Cristo Díaz

Personal information
- Full name: Cristo Díaz Martín
- Date of birth: 20 June 1992 (age 33)
- Place of birth: El Sauzal, Spain
- Height: 1.80 m (5 ft 11 in)
- Position: Midfielder

Team information
- Current team: Atlético Tacoronte

Youth career
- Puerto Cruz
- 2010–2011: Vera

Senior career*
- Years: Team / Apps / (Gls)
- 2011–2012: Vera / 29 / (1)
- 2012–2015: Tenerife B / 54 / (6)
- 2013–2014: → Victoria (loan) / 32 / (1)
- 2014–2016: Tenerife / 10 / (0)
- 2015–2016: → Algeciras (loan) / 36 / (1)
- 2016–2017: Lorca Deportiva / 18 / (3)
- 2017: Tenisca / 14 / (1)
- 2017–2018: Eldense / 37 / (7)
- 2018: Izarra / 16 / (2)
- 2019–: Atlético Tacoronte / 8 / (4)

= Cristo Díaz =

Spanish footballer

Cristo Díaz Martín (born 20 June 1992) is a Spanish footballer as a central midfielder for Atlético Tacoronte.

==Club career==
Born in El Sauzal, Santa Cruz de Tenerife, Canary Islands, Díaz graduated from CD Vera's youth setup, after starting it out at neighbouring CD Puerto Cruz.

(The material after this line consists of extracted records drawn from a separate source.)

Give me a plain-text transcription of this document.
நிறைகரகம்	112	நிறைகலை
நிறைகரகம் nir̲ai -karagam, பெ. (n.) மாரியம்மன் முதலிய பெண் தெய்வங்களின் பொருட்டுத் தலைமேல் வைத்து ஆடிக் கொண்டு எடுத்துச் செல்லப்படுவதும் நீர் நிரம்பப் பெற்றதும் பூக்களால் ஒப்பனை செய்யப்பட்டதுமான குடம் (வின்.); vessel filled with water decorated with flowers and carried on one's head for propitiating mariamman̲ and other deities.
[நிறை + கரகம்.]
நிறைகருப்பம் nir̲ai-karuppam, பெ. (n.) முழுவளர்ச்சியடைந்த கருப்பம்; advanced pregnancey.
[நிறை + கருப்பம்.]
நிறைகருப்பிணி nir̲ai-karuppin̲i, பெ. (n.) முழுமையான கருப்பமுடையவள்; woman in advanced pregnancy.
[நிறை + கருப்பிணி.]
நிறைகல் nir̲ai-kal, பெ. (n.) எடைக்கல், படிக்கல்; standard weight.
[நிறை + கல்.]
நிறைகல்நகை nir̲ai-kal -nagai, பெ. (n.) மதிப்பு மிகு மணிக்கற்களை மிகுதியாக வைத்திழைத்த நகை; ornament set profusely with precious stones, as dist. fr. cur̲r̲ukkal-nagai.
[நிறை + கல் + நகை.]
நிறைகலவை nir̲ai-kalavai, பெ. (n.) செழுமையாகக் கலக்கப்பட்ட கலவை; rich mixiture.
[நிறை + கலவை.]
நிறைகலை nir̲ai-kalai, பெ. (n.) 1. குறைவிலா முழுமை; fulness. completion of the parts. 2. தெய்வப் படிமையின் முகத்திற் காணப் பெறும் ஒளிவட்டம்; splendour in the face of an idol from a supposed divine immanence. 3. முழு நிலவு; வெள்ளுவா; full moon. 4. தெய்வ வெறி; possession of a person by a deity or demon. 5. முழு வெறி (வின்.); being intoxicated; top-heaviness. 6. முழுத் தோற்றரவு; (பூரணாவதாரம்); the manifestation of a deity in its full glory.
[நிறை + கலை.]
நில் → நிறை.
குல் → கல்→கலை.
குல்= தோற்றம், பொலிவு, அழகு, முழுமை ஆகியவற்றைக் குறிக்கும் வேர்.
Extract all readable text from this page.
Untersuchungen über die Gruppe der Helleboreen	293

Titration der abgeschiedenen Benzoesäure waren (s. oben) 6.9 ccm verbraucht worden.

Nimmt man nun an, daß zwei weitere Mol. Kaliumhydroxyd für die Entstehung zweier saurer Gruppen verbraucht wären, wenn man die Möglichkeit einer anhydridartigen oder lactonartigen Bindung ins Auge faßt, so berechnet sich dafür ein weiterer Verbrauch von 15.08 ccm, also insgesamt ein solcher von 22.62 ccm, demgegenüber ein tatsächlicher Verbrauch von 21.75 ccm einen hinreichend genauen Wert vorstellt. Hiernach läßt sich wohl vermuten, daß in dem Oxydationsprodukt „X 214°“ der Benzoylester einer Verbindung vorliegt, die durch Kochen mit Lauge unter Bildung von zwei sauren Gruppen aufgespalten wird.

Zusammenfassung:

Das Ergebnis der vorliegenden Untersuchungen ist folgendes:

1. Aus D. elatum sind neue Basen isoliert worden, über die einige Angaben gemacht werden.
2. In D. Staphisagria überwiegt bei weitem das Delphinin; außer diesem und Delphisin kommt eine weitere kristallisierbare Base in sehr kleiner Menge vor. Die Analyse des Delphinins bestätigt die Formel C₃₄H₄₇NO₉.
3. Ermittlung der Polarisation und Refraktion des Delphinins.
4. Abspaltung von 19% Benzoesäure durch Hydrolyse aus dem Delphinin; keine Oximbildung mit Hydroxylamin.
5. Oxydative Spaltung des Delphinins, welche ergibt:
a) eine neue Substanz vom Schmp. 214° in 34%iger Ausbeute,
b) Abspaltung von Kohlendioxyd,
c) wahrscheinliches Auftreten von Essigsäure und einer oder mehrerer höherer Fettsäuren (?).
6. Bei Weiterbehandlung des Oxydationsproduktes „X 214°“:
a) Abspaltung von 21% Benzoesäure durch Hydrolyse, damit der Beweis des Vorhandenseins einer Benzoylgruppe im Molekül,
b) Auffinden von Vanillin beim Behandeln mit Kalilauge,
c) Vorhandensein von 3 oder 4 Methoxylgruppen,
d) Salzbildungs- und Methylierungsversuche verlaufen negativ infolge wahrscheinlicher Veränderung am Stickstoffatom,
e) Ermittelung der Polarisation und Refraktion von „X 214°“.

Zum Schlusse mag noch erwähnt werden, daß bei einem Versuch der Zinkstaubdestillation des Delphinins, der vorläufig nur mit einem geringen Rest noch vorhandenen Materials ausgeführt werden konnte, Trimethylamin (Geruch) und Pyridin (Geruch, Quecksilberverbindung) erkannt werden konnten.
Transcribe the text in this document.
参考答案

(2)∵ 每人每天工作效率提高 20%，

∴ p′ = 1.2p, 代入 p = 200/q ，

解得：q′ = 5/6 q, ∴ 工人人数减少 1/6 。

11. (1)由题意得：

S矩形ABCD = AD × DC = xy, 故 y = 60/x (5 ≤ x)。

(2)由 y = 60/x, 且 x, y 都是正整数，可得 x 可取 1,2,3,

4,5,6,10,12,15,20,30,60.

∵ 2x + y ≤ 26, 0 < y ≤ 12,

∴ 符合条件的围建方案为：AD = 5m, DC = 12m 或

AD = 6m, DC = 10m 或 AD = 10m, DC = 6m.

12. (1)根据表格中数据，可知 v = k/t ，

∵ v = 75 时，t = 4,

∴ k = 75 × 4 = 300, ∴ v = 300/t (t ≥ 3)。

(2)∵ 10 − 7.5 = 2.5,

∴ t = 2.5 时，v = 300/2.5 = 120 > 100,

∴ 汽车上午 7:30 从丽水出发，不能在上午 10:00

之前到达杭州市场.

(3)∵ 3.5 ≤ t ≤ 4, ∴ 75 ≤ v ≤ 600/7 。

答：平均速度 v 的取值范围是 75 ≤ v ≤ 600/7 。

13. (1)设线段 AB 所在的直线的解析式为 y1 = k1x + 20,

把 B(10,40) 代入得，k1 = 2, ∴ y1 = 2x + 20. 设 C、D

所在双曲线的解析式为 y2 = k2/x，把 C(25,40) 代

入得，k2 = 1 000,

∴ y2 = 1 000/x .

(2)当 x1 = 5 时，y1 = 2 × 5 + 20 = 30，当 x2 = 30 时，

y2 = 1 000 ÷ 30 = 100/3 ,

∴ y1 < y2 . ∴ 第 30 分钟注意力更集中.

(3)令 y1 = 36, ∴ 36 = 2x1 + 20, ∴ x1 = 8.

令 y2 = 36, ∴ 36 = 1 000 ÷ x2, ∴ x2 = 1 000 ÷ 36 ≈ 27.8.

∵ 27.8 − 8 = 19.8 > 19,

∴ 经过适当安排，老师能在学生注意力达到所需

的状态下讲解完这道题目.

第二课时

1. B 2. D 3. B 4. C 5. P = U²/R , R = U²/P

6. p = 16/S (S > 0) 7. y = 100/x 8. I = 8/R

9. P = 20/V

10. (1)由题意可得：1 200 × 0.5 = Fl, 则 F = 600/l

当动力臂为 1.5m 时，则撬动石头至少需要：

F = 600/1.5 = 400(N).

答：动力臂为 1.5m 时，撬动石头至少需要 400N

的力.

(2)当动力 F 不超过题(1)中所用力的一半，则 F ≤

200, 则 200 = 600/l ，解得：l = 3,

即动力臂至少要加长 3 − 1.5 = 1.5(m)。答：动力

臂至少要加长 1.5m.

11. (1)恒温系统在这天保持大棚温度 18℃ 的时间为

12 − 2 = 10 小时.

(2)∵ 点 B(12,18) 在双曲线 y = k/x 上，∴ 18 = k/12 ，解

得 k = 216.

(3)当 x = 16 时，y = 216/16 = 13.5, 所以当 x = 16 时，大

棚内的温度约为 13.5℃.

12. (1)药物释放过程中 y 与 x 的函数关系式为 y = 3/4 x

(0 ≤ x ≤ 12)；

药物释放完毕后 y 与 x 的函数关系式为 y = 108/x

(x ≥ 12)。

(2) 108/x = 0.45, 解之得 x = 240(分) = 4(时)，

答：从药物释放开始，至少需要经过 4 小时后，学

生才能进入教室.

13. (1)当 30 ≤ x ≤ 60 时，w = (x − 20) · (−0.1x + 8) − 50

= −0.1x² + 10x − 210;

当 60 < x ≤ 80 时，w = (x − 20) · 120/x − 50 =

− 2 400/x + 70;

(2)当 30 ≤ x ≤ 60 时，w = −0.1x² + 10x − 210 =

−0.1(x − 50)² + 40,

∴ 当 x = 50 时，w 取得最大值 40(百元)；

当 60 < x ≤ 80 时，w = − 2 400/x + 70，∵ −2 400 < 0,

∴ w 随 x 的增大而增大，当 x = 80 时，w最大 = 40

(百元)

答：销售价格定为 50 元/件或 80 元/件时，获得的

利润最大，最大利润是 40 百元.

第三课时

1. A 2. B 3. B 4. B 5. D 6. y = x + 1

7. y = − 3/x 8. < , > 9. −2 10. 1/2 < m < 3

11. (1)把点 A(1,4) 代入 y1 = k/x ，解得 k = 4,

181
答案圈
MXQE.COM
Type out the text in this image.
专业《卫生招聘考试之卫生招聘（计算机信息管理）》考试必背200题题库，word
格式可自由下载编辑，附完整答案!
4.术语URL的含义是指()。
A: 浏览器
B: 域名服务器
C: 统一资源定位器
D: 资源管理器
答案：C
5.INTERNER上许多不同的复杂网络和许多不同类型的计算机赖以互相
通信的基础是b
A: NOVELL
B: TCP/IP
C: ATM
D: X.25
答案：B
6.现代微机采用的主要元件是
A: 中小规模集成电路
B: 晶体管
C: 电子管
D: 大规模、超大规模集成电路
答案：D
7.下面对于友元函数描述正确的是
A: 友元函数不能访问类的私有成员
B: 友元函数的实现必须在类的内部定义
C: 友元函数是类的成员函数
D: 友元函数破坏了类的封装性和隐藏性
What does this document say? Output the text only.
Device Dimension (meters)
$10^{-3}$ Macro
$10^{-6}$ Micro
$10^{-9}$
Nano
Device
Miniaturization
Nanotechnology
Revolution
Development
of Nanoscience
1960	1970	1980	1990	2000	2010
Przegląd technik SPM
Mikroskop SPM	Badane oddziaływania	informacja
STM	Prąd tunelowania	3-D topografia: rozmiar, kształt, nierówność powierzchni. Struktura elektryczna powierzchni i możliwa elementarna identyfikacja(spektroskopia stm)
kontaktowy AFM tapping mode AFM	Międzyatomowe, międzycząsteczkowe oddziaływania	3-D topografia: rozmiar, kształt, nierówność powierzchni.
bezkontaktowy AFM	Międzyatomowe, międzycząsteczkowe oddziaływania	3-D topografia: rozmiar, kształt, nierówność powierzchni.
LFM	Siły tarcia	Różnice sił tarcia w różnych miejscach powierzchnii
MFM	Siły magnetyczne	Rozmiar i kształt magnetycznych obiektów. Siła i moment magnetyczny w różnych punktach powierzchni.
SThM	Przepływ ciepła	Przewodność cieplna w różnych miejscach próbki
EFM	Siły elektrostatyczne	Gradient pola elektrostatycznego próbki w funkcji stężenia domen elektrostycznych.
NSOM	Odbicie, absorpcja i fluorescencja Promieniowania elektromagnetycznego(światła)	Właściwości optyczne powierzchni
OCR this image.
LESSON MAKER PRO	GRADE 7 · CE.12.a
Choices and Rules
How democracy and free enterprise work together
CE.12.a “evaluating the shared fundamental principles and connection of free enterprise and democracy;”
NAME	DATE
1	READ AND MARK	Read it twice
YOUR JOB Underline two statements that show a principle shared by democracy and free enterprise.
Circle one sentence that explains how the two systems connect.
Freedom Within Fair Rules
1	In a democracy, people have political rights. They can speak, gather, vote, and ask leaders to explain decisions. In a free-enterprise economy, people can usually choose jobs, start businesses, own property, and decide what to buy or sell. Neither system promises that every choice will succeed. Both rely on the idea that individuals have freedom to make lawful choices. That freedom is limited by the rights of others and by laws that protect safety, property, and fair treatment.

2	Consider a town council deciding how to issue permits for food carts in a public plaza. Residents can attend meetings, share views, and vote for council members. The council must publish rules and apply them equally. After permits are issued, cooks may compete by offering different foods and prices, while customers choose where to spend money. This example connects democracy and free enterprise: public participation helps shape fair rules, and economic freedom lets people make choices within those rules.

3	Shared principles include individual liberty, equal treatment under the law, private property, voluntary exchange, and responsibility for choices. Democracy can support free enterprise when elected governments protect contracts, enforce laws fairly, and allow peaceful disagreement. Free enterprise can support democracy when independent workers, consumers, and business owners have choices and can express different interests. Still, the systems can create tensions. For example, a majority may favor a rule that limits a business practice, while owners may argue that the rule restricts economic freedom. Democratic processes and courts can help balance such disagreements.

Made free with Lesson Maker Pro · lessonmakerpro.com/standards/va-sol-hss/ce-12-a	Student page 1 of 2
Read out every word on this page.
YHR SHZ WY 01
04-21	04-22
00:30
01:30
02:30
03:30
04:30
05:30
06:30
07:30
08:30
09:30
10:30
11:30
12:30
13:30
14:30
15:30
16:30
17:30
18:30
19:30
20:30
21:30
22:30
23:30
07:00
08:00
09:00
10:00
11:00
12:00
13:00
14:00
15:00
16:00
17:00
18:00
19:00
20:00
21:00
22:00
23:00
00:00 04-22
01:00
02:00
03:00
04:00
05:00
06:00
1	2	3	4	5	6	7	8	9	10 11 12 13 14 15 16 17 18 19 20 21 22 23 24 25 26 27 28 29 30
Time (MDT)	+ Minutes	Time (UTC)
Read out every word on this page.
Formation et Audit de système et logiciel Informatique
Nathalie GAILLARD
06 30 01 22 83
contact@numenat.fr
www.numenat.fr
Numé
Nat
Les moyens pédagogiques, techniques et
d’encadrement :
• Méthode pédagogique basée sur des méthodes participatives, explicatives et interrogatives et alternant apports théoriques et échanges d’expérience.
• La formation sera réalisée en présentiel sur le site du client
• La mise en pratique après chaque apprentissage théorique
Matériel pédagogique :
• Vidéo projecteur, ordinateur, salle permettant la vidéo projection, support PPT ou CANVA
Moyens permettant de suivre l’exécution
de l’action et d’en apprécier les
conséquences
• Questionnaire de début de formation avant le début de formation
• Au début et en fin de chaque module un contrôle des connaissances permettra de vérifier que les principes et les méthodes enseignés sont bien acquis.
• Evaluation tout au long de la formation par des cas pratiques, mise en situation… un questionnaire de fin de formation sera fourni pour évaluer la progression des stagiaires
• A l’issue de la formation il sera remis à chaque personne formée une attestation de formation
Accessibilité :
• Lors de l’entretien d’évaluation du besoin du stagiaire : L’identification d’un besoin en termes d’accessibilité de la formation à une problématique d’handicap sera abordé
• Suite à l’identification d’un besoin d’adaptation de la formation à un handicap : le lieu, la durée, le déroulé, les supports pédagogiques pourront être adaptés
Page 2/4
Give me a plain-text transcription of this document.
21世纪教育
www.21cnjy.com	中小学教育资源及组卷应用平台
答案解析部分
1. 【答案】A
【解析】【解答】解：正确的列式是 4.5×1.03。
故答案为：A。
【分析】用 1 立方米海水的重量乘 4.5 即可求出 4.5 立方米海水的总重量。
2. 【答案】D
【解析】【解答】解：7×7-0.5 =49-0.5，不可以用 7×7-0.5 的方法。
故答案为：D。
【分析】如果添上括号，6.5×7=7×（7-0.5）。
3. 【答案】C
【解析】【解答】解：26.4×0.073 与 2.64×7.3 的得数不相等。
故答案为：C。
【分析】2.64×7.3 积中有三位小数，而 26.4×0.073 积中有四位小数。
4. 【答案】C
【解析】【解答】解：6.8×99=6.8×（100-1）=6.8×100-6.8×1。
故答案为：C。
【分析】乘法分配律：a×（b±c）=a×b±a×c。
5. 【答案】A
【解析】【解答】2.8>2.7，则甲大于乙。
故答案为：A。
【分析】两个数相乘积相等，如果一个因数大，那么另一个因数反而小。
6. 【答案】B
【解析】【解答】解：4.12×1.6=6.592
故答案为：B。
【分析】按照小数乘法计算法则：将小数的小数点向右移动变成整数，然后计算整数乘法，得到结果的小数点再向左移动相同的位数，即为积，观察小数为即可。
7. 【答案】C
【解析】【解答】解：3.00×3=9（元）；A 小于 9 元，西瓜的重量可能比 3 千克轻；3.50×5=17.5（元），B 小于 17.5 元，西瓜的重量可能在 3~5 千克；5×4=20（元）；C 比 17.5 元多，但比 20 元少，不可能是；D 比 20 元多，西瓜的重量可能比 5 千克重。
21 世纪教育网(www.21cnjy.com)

He made his debuts as a senior in the 2010–11 campaign, in Tercera División.

In the 2012 summer Díaz moved to CD Tenerife, being assigned to the reserves also in the fourth level. In August 2013 he was loaned to CA Victoria, in the same division.

On 22 November 2014 Díaz played his first match as a professional, replacing Ricardo León in the 56th minute of a 0–0 home draw against RCD Mallorca in the Segunda División championship. On 28 July of the following year he was loaned to Algeciras CF in Segunda División B.

On 24 January 2019, Díaz joined Atlético Tacoronte.